Contemporary borders operate in ways that are more complex than in the past. They have been variously conceptualised as porous, shifting and solidified. Where a border may be open for some, for others it is an impenetrable wall. Combined with the mobility of geopolitical territorial formations that operate beyond legal frameworks, such as the formation of ISIS and the situation in Europe where borders are being opened and closed against agreed treaties, the very concept of the border is being radically questioned. We need new ways to make sense of these increasingly complex spaces. This proposal aims to develop a transdisciplinary research programme for mapping, analysing and intervening in border areas in the form of a digital atlas.
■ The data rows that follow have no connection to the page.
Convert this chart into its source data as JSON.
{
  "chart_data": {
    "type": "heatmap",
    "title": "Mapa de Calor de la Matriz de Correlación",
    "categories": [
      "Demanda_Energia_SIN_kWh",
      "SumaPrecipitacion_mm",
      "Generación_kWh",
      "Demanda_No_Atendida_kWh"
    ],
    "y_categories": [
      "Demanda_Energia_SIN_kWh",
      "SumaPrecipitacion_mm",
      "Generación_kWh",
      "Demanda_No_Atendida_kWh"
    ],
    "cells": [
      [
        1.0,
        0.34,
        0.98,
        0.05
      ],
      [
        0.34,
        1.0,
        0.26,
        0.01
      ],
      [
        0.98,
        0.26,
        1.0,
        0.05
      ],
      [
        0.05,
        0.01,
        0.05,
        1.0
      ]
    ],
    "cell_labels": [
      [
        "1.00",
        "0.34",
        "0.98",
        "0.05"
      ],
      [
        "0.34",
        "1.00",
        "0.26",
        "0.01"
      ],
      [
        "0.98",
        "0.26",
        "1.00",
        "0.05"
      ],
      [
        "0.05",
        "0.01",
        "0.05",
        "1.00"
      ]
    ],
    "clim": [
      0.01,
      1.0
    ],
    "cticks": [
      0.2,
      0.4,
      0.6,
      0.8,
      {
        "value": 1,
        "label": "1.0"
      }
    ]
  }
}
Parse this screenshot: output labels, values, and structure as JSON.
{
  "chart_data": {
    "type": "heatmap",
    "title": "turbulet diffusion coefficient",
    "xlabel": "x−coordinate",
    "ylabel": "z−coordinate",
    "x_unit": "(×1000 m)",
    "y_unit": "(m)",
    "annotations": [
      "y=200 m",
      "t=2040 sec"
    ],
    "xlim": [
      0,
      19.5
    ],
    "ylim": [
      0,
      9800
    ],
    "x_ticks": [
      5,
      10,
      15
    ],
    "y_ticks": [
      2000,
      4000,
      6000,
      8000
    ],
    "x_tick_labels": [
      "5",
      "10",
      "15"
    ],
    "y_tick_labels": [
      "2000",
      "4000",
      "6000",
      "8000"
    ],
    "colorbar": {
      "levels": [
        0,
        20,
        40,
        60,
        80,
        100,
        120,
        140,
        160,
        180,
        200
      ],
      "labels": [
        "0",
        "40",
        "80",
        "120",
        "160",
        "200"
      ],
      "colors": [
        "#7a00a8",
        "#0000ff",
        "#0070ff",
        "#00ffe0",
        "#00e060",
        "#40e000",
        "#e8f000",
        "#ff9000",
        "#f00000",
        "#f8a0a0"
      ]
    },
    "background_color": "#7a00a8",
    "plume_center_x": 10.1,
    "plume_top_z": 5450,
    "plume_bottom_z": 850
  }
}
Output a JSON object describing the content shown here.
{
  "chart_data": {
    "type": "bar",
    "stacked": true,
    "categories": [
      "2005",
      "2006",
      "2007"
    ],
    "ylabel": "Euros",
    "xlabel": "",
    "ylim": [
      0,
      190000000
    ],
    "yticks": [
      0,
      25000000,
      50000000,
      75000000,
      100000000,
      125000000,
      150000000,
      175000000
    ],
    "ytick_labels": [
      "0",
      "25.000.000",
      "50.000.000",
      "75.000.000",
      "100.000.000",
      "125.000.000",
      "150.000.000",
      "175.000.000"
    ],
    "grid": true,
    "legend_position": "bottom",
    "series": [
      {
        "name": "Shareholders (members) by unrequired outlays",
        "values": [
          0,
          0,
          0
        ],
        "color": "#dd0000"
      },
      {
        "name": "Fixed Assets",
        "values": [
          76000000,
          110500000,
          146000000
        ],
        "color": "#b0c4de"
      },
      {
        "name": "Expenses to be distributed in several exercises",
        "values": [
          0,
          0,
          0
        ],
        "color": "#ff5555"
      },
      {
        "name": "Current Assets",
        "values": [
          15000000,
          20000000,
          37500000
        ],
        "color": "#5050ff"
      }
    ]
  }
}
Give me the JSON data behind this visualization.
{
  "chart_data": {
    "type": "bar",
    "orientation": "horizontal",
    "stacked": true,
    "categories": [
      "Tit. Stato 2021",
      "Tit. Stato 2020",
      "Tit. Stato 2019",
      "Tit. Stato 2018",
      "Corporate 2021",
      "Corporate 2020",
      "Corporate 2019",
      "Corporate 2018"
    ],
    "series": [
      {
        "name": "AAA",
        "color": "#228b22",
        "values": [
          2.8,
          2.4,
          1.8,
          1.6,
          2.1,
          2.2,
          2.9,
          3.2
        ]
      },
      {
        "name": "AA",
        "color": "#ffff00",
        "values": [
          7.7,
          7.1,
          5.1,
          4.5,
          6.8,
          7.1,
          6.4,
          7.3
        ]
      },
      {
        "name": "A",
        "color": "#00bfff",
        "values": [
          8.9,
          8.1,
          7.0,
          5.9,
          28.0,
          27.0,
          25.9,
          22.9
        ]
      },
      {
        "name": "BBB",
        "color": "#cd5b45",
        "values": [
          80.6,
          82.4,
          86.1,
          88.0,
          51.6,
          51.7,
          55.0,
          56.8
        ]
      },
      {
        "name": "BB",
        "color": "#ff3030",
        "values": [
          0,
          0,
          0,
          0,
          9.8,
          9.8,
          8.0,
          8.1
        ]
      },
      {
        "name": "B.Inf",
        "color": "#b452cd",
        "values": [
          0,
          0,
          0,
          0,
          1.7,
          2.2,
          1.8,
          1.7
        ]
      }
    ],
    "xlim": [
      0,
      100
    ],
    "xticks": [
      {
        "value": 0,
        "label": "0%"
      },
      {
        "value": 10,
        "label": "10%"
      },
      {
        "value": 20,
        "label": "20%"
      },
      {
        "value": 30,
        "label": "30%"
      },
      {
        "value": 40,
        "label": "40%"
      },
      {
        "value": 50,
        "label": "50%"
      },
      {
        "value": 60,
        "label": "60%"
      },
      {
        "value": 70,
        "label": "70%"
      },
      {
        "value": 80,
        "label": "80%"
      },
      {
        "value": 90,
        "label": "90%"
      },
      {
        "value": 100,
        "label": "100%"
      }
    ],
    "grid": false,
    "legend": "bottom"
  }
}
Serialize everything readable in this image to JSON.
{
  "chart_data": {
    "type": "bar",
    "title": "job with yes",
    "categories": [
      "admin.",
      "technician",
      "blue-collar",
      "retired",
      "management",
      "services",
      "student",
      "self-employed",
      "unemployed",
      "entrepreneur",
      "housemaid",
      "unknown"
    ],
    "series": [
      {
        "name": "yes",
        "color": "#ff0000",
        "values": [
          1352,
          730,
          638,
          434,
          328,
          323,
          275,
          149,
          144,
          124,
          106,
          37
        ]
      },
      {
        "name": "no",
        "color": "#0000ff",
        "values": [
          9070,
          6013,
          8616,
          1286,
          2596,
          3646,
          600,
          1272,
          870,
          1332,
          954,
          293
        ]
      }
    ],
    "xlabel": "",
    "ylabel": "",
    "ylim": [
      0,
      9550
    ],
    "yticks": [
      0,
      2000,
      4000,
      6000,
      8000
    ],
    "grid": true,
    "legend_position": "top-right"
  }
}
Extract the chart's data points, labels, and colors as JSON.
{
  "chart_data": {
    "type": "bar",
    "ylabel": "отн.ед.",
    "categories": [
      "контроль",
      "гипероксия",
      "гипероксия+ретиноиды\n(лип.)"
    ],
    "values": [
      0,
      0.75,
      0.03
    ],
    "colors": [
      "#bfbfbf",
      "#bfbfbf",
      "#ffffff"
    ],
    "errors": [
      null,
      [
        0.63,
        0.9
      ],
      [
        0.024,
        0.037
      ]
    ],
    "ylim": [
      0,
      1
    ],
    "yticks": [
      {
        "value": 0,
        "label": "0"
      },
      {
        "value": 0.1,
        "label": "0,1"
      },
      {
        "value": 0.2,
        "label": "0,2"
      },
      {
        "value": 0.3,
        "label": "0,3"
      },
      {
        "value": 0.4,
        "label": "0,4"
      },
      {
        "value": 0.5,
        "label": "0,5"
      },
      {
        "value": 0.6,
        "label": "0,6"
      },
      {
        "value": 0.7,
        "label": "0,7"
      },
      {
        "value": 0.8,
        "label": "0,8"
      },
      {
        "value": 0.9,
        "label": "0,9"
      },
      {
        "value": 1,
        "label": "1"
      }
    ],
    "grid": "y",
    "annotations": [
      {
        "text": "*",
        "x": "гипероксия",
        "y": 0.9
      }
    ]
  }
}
Topological Atlas is developed as a methodology for producing visual counter-geographies at border sites. It is ground breaking in its use of digital technologies combined with a participative approach that attends to those who are at the margins of traditional geopolitical inquiry. The project uses topology as conceptual framework and methodology to make maps that produce ‘seamless transitions’ from the space of the migrant to that of the security apparatus that creates barriers to her movement. In doing so it seeks to disrupt the cartographic norms that are being reinforced through the prevalence of GIS technology and mapping platforms such as Google Earth. It investigates forms of visual and co-produced research adapted to situations of crisis and proposes a new model for researching border areas beyond the current top-down international relations or security perspective. At the same time it acknowledges the intertwined relationship between the practice of academic inquiry, the knowledge it produces and what such knowledge can do.
The project is organised around the following research question: How can mapping be used to represent borders as topological entities through the experience of those who encounter them?